13 – Haja bom humor!

 

Este também é referente à escrita aqui no WPT. Todos gostamos de ter alguma piada, no mínimo, nem que seja para espalhar boa disposição. Alguns levam isso longe demais e viram palhaços mesmo, mas isso não é para todos. Já nem falo em tomar a comédia a sério, mas confesso que me dá um certo gosto em ver que por vezes causo algum riso em alguns de vocês. E é uma característica muito curiosa no mundo do wrestling. É muito propício a humor. Nesta nossa era da internet, encontra-se uma página humorística para basicamente tudo. O wrestling não é excepção. Mas não só não é excepção como parece o mais propício e parece mais raro encontrar páginas dedicadas inteiramente a wrestling com abordagens sérias! Culpa a atribuir? Talvez a facilidade actual em fazer asneiras. Como boa malta que somos, em vez de nos chatear, gozamos. De uma forma ou de outra, a malta diverte-se sempre. Quem diria que o wrestling seria uma fonte tão boa de humor? E não, não me refiro a muitos segmentos de “comédia” que às vezes nos aparecem!

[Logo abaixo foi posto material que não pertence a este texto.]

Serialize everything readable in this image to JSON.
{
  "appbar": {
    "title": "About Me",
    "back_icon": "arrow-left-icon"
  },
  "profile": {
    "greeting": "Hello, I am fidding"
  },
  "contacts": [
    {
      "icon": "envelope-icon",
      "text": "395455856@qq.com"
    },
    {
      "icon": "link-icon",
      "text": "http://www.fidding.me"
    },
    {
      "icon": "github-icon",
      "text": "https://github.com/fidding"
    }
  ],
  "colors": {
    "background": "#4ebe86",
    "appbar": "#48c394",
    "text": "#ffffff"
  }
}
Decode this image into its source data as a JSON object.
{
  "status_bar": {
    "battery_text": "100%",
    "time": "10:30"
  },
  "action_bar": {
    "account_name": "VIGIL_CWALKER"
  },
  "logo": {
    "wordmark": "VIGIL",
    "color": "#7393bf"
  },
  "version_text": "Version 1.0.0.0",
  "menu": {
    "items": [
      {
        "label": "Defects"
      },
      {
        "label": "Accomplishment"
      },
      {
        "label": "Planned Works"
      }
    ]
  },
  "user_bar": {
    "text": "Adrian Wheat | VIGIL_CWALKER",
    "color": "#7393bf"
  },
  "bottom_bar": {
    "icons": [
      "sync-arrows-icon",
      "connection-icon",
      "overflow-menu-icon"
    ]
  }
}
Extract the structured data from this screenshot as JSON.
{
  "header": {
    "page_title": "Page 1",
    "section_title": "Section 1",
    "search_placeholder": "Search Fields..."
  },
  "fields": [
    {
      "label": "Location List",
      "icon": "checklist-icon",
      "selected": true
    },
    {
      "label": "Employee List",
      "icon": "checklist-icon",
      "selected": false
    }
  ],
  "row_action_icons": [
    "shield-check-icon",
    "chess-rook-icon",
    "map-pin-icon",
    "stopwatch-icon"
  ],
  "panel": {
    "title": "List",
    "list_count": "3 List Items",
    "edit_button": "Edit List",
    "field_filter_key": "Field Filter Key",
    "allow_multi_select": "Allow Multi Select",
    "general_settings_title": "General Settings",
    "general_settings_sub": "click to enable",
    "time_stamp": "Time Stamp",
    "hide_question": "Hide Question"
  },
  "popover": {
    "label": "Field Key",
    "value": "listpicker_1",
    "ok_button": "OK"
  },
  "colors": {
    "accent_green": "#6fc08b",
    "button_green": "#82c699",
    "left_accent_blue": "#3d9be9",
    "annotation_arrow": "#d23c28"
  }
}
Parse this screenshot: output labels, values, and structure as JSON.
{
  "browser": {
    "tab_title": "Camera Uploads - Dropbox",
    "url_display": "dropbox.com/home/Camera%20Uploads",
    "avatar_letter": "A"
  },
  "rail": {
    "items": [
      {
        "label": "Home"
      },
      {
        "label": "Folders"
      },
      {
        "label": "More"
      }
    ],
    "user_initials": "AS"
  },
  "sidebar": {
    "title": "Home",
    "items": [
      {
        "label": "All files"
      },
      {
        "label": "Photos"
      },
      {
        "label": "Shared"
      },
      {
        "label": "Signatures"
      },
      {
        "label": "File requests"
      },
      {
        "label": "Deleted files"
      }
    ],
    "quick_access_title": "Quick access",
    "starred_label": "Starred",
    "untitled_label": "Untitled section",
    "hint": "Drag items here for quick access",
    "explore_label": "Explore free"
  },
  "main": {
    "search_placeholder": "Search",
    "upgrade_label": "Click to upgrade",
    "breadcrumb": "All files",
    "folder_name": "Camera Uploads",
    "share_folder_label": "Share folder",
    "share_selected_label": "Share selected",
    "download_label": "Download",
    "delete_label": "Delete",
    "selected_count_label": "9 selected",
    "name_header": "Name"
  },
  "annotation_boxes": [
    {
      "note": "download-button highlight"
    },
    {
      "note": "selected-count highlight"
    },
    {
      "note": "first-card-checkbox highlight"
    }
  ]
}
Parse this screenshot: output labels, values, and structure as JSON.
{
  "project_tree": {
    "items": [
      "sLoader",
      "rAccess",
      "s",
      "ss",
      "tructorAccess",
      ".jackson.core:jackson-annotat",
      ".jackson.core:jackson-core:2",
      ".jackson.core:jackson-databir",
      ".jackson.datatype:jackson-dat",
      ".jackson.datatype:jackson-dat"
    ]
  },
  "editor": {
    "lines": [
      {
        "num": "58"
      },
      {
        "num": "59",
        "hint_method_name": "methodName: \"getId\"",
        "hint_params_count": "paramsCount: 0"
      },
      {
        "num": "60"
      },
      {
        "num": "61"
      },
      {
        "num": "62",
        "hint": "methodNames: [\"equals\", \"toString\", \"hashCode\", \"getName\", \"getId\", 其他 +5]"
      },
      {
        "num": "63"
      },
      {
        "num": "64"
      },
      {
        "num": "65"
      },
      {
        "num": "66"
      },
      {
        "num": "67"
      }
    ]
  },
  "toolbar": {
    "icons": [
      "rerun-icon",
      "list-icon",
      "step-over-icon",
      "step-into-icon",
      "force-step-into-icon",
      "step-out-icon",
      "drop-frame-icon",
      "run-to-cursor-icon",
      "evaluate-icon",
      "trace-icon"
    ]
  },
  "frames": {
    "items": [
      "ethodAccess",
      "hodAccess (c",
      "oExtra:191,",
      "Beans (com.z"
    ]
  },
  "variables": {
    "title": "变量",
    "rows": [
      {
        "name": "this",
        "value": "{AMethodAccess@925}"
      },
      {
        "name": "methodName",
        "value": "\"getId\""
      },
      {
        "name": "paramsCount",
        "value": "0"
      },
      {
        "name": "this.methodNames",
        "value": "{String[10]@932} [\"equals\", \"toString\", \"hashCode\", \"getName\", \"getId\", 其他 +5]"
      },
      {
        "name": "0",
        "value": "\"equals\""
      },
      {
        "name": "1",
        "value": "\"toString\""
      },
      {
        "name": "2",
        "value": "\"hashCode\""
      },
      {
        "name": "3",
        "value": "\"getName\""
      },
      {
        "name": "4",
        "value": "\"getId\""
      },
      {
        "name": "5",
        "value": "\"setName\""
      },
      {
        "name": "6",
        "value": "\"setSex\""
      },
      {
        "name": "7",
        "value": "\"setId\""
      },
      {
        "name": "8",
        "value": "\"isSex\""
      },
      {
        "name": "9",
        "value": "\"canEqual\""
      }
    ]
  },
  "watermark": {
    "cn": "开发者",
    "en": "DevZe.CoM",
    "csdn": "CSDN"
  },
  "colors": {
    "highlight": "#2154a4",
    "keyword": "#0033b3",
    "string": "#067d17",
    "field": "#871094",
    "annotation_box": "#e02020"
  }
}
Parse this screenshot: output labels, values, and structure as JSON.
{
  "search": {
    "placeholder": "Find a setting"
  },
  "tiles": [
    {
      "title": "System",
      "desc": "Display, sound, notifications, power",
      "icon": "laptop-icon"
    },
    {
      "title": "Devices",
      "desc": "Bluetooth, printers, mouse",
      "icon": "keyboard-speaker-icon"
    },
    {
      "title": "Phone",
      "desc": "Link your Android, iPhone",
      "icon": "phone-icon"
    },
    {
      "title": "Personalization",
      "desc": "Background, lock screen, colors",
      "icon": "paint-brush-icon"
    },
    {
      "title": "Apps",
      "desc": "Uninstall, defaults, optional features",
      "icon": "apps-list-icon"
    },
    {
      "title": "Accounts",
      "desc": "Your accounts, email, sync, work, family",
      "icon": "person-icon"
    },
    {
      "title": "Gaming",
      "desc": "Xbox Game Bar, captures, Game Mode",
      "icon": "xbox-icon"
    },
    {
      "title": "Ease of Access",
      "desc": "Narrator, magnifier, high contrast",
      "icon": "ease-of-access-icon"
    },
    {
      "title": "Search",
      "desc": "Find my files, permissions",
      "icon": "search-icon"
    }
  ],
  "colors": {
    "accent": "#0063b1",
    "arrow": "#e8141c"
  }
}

12 – A grandeza dos eventos

Este é mais referente à WWE. Simplesmente porque é a que consegue fazer disso, entenda-se, é a que consegue pagar isso. Olhem para uma Wrestlemania e reparem no quão grandioso eles conseguem fazer o evento de uma arte/modalidade que ainda é considerada um pouco “marginal”. Olhem para as suas actividades fora do ringue e digam se não vos enche de vontade de constar num Axxess? Olhem para aquele palco e para o hype que envolve cada evento, cada acontecimento daquele card e neguem que eles não fazem um trabalho estupendo em engrandecer o seu já enorme evento. Até o raio das musiquinhas que me costumam irritar sempre, eles conseguem dar-lhes um “feeling” diferente e até lhe dão um tom épico à coisa. Levante a mão quem tem uma ida à Wrestlemania na sua lista de sonhos!

11 – Não há fim!

Todos temos séries televisivas predilectas. E todas elas – à excepção dos Simpsons, graças a todos os santos – eventualmente acabam. Depois temos a WWE que já tem os anos todos e anda a dar-nos um Monday Night Raw há mais de 20 anos. O cast e as histórias vão mudando mas o programa está sempre lá. É aqui que entra o momento “Oh crap” ao apercebermo-nos de que é assim que funciona uma novela. Não propriamente das Portuguesas e Brasileiras a que estamos acostumados porque essas também têm o seu fim, mas lá as “soap operas” Americanas funcionam assim. E, temos que admitir, esta é a nossa novela. Não tem o Anselmo Ralph a acentuar todas as sílabas de cada palavra, felizmente, e é uma novela muito diferente. É à nossa maneira. E podemos alegrar-nos ao pensar que não tem fim à vista. É-nos sempre garantido um Monday Night Raw ou um Impact Wrestling ou qualquer outra coisa, pelo menos para já. Nem sempre nos é garantido um bom Raw, mas pronto, não se há de ter tudo sempre!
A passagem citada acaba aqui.